Italian musicians Sergio Armaroli (vibraphone) and Giancarlo Schiaffini (trombone) beckoned reputable Finland-reared Harri Sjostrom (saxophones) to join them for a session consisting of nine duos and three trios that are somewhat noteworthy due to the unconventional instrumentation. Per the album liners, the goal was to create 'events' such as "amazement, wonder or a good mood through the free formation of notes..." and so on.
The artists' notes duly resonate via the crystal-clear audio production, providing additional clarity for their dynamics and multifaceted collaborations. These meetings consist of distinct subtleties along with weaving, peppery and rebellious inferences, gushing with counterpoint and fluently moving call and response parts. And on "Duet Two," Armaroli and Sjostrom inject frantic climaxes and carefree exchanges into the mix along with prolific tonal variances. Yet "Duet 5" is a brief and quirky piece, marked by Sjostroms extended soprano sax notes and bursting breakouts, and underscored by Armaroli's undulating support, where the duo imparts staggered mini themes as they stop, go, and renew.

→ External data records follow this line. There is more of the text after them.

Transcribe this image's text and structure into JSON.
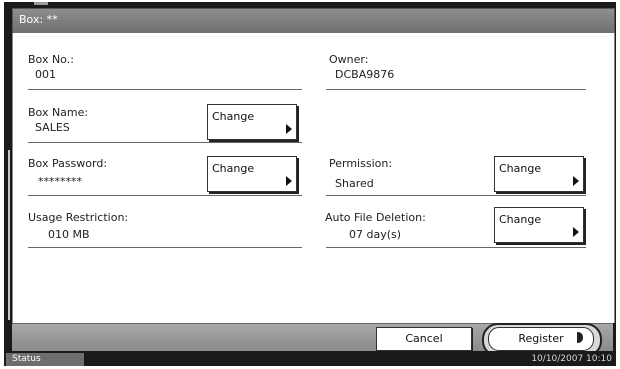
{
  "title": "Box: **",
  "fields": {
    "box_no": {
      "label": "Box No.:",
      "value": "001"
    },
    "owner": {
      "label": "Owner:",
      "value": "DCBA9876"
    },
    "box_name": {
      "label": "Box Name:",
      "value": "SALES"
    },
    "box_password": {
      "label": "Box Password:",
      "value": "********"
    },
    "permission": {
      "label": "Permission:",
      "value": "Shared"
    },
    "usage_restriction": {
      "label": "Usage Restriction:",
      "value": "010 MB"
    },
    "auto_file_deletion": {
      "label": "Auto File Deletion:",
      "value": "07 day(s)"
    }
  },
  "buttons": {
    "change": "Change",
    "cancel": "Cancel",
    "register": "Register"
  },
  "status": {
    "label": "Status",
    "datetime": "10/10/2007  10:10"
  }
}
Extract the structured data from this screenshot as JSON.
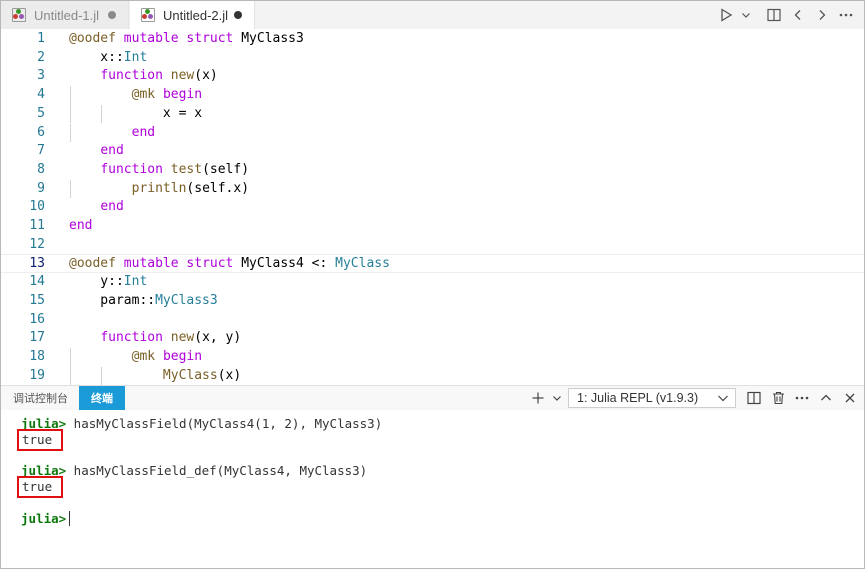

Duets such as #9 and #10 contain upbeat flows, circular sax phrasings, earnestness, and rugged progressions amid dense and nuanced motifs, accelerated by passages that mimic a nerve-rattling escape from captivity sequence on #10. However, one of the three trio works is the three and one-half minute "Trio Three," directed by Schiaffini's drawling lines and the saxophonist's whimsical sojourns, terse patterns, and disparate contrasts, given the instrumentation. And the final 22-minute trio piece"Trio Two"is where they reach for the stars, culminating a rather magnetic presentation that offers a shimmering visual experience for the mind's eye.